Yunanistan’da, 77 yaşındaki bir emekli eczacı parlamento binasının önünde intihar etti. Yaşlı adam, “Ben emekliyim ve bu koşullar altında yaşayamam. Çöp konteynırlarından yiyecek aramak istemiyorum. Yaşamıma bu yüzden son veriyorum. Hükümet hayata dair hiçbir umut bırakmadı” diyen bir not bırakarak hayatına son verdi. Olaya şahit olan bir kişi, emekli eczacının kendisini öldürmeden önce “çocuklarıma borç bırakmak istemiyorum” diye haykırdığını söylüyor.
77 yaşındaki bir insanın, hiçbir kaygı duymadan hak ettiği rahat yaşamı sürmesi, emekliliğinin tadını çıkarıyor olması gerekirdi. Fakat Dimitri Christoula intihar etti. Bu seçim aslında bir kaçış değildi. Patronlar sınıfının düzeni olan kapitalizmin, insanları ne hale getirdiğini göstermenin bir yoluydu. Onuruyla yaşamak isteyen 77 yaşındaki bir insanın ölümü seçmek zorunda kalması tüm Yunanistan’ı yaraladı. Kitleler, bu durumu protesto etmek için Dimitri’nin intihar ettiği alanı çiçeklerle süslediler. Protestolarını daha da yaygınlaştıran işçi ve emekçiler, parlamento binası önünde polisle çatıştılar.
Sonraki günlerde de öfke dinmedi. Tersane işçileri 6 Nisanda Merkez Bankası önünde protesto gösterisi düzenlediler. İşçiler, artık evlerine ekmek götüremediklerini söylüyorlar. “Maaşlarımız yarıya indi. Sonra birikimlerimizi aldılar. Daha nasıl katlanacağız ve nasıl yaşayacağız? Hepimiz intihar mı edelim? Hırsızlar! Paketinizi de alın defolun!” diyerek öfkelerini haykırdılar. Polis, bankanın etrafını güvenlik çemberine aldı. İşçiler kendilerine müdahale etmek isteyen polislere sopalarla karşılık verdiler.
Yunanistan’da her geçen gün intiharı seçenlerin sayısı artıyor. İntihar oranı %40’a yükseldi. Her 5 kişiden biri işsiz. Gençlerde işsizlik oranı ise %50’ye yükselmiş durumda. Yani her iki gençten biri işsiz! Yalnızca Atina’da 20 bin evsiz var. Bu nedenle Yunanistan halkının öfkesi ve eylemleri dinmiyor.

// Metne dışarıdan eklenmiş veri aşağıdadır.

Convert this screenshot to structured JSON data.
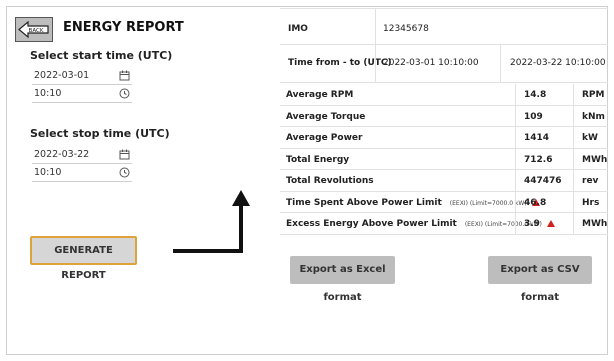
{
  "header": {
    "back_label": "BACK",
    "title": "ENERGY REPORT"
  },
  "start": {
    "label": "Select start time (UTC)",
    "date": "2022-03-01",
    "time": "10:10"
  },
  "stop": {
    "label": "Select stop time (UTC)",
    "date": "2022-03-22",
    "time": "10:10"
  },
  "generate_label": "GENERATE REPORT",
  "info": {
    "imo_label": "IMO",
    "imo_value": "12345678",
    "time_label": "Time from - to (UTC)",
    "time_from": "2022-03-01 10:10:00",
    "time_to": "2022-03-22 10:10:00"
  },
  "metrics": [
    {
      "label": "Average RPM",
      "value": "14.8",
      "unit": "RPM"
    },
    {
      "label": "Average Torque",
      "value": "109",
      "unit": "kNm"
    },
    {
      "label": "Average Power",
      "value": "1414",
      "unit": "kW"
    },
    {
      "label": "Total Energy",
      "value": "712.6",
      "unit": "MWh"
    },
    {
      "label": "Total Revolutions",
      "value": "447476",
      "unit": "rev"
    },
    {
      "label": "Time Spent Above Power Limit",
      "note": "(EEXI) (Limit=7000.0 kW)",
      "value": "46.8",
      "unit": "Hrs"
    },
    {
      "label": "Excess Energy Above Power Limit",
      "note": "(EEXI) (Limit=7000.0 kW)",
      "value": "3.9",
      "unit": "MWh"
    }
  ],
  "export": {
    "excel_label": "Export as Excel format",
    "csv_label": "Export as CSV format"
  },
  "colors": {
    "warning": "#d21f1f",
    "button_border": "#e0a23a"
  }
}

Benzer şekilde İtalya, İspanya ve Portekiz’de de huzursuzluk artıyor. Portekiz’de, ailelerin yoksullaşması nedeniyle, çocuklarına yeterince bakamadıkları için okullarda kahvaltı verilmeye başlandı. Geçtiğimiz günlerde İtalya’da 78 yaşındaki bir kadın, İtalya Emeklilik Kurumu’ndan, emeklilik maaşının 800 avrodan 600 avroya düştüğünü bildiren mektubu alır almaz yaşamına son vermişti. Yaşlı kadının oğlu “devlet, annemin katilidir” diyor.
Avrupa ülkelerinde başa gelen hükümetler, kemer sıkma politikalarını devam ettiriyorlar. İşçi ve emekçi kitlelerin sabrı artık tükeniyor. Bu nedenle Avrupalı işçiler, işsizlik ve yoksulluk dayatmasına sessiz kalmayacaklarını meydanlara çıkarak, genel grevler düzenleyerek ortaya koyuyorlar.